Infine, c’è il tema della verità. Tutti si lamentano del circolare incontrollato di fake news, ma spesso sono le università le prime a insegnare che una verità non esiste e a diffondere il relativismo più cinico. «Non possiamo lamentarci delle fake news, se educhiamo le giovani generazioni alla non esistenza della verità. La cultura non si salva con le tribù o con il pensiero critico.
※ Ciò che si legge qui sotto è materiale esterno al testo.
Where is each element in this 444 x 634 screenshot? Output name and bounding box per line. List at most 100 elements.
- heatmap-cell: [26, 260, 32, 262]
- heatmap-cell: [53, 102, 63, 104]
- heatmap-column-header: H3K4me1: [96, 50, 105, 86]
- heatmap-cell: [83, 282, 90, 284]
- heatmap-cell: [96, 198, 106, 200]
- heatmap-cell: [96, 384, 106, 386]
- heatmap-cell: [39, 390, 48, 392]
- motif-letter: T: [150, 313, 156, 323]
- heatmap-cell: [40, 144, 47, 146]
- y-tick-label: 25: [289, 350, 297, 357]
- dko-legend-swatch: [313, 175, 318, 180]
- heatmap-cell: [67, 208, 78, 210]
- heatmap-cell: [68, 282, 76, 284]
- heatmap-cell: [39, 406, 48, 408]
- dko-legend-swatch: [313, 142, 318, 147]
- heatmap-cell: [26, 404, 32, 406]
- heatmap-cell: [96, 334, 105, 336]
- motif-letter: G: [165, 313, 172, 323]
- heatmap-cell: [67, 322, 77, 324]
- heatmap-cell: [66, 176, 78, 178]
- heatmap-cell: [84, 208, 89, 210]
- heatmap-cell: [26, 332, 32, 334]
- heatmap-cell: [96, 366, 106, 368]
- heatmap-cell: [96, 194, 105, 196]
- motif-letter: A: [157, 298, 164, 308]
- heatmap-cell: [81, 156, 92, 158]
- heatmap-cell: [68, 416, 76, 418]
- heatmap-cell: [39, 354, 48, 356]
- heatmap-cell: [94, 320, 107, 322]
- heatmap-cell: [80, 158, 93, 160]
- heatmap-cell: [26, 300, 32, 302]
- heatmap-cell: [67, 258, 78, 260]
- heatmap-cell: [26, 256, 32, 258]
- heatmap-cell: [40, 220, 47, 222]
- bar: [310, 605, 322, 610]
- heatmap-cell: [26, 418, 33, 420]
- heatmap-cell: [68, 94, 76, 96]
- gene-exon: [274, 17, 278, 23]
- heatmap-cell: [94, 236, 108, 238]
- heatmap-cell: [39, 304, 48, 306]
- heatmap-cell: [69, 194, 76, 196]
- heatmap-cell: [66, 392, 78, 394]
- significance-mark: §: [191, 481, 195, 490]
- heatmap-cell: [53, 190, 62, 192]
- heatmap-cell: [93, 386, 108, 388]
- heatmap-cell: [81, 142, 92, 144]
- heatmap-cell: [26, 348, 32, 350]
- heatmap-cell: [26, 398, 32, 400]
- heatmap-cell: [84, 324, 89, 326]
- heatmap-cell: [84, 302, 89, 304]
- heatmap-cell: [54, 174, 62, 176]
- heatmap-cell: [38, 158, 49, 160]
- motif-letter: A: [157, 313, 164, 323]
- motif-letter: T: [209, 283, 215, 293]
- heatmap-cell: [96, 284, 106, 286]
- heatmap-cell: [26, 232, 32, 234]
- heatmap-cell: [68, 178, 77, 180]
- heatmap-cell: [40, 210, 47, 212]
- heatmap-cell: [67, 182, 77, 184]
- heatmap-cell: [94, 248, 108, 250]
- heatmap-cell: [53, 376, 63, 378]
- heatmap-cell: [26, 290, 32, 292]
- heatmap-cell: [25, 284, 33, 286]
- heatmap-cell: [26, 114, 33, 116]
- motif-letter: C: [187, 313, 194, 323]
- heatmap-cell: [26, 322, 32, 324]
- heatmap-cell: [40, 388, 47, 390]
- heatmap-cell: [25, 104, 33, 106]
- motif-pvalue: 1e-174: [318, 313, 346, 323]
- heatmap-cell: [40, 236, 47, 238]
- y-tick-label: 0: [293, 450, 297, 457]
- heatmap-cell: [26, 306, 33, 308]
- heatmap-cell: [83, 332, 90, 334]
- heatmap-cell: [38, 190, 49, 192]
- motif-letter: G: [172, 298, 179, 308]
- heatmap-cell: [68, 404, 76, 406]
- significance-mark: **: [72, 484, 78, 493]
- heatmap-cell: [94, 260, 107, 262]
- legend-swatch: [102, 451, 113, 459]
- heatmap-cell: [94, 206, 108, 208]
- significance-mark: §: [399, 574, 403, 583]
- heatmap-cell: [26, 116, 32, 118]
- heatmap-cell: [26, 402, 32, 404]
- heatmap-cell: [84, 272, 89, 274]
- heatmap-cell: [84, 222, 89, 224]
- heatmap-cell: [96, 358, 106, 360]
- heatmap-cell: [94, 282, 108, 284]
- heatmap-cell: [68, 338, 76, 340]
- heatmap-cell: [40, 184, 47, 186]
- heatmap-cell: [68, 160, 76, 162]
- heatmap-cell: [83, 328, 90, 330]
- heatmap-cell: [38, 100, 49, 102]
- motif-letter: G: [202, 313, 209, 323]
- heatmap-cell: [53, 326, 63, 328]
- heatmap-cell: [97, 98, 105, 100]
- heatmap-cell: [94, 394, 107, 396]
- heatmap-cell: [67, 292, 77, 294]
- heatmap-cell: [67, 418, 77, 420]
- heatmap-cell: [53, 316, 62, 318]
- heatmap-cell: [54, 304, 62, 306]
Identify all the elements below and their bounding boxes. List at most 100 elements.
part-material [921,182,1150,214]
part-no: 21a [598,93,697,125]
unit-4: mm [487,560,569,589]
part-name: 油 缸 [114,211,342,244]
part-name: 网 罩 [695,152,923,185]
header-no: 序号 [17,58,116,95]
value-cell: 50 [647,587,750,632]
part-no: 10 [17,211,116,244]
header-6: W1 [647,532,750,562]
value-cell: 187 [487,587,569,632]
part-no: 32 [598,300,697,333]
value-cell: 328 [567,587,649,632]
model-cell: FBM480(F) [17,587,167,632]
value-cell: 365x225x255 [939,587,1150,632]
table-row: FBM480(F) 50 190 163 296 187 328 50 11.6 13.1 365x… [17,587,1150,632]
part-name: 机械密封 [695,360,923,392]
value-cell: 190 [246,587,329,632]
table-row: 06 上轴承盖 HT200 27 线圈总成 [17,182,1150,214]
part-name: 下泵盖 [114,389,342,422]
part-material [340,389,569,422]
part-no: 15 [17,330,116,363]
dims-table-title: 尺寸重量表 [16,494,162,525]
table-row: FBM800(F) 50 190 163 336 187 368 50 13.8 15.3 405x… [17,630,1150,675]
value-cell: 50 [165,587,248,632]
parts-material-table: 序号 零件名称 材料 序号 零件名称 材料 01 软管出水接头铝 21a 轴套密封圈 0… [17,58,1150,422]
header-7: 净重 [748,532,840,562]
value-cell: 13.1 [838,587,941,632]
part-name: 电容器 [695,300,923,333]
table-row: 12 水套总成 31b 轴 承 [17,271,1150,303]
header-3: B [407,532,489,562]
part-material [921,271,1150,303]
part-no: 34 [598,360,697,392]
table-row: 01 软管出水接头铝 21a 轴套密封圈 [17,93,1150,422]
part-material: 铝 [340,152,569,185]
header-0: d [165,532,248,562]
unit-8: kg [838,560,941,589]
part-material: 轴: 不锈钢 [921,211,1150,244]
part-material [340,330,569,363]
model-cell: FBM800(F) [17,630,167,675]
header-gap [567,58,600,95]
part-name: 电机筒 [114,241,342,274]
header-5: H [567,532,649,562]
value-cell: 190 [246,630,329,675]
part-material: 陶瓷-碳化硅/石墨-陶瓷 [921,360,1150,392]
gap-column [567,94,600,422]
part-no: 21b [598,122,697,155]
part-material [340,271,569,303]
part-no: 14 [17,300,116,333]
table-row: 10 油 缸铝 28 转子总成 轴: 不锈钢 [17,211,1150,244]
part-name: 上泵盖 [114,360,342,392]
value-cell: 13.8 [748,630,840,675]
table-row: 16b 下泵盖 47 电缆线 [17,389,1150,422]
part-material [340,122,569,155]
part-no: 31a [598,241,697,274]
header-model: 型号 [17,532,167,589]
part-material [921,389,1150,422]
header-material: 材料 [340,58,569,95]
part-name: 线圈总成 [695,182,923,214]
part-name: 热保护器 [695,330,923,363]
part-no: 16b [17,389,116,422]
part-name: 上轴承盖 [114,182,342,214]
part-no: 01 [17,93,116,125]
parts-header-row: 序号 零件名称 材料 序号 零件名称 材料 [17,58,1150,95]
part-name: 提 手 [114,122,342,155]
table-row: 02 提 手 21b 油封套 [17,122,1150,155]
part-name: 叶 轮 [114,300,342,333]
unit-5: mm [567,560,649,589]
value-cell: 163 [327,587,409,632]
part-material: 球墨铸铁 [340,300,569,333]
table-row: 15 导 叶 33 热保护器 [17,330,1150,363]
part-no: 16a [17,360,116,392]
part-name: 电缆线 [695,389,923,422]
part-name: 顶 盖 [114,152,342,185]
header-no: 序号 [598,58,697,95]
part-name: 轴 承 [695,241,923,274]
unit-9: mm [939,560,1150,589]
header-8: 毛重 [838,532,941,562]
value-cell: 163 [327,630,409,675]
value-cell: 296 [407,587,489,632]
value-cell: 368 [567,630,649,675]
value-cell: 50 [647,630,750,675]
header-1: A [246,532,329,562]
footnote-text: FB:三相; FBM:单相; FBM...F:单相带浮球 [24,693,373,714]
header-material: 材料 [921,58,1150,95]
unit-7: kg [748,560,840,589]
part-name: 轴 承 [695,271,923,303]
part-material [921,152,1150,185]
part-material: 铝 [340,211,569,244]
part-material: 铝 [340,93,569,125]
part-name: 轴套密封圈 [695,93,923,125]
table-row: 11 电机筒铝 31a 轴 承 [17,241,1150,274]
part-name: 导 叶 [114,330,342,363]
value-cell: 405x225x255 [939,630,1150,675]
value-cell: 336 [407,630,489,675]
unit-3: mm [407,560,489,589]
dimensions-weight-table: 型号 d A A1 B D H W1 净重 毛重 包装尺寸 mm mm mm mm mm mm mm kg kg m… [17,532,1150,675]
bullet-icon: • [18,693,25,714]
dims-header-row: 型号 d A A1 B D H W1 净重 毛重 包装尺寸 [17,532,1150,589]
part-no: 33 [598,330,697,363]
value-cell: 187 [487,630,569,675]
Un’Europa popolare deve tornare a educare e a sostenere i corpi intermedi, a partire dalla famiglia, quei luoghi cioè dove si può discutere, dove si può giocare la propria opinione, dove si può imparare ad ascoltare e a essere corretti».

La persona al centro

Ecco dunque il contributo di idee che arriva dal seminario internazionale al Ppe, la famiglia europea all’interno e attraverso la quale Mcl vuole ricostruire l’Europa. «Bisogna trovare un equilibrio tra la libertà a ogni costo e il sovranismo. Si riparte dalla libertà di educazione, dal lavoro, dal mettere la persona al centro. Solo così il Ppe recupererà la sua vera missione e l’Europa la sua anima. Forse il primo passo per riaccendere l’ideale europeo è ripartire proprio dalle scuole, che oggi vengono ignorate dai tecnocrati». Le idee ci sono, le proposte anche. Ora tocca al Ppe portarle avanti.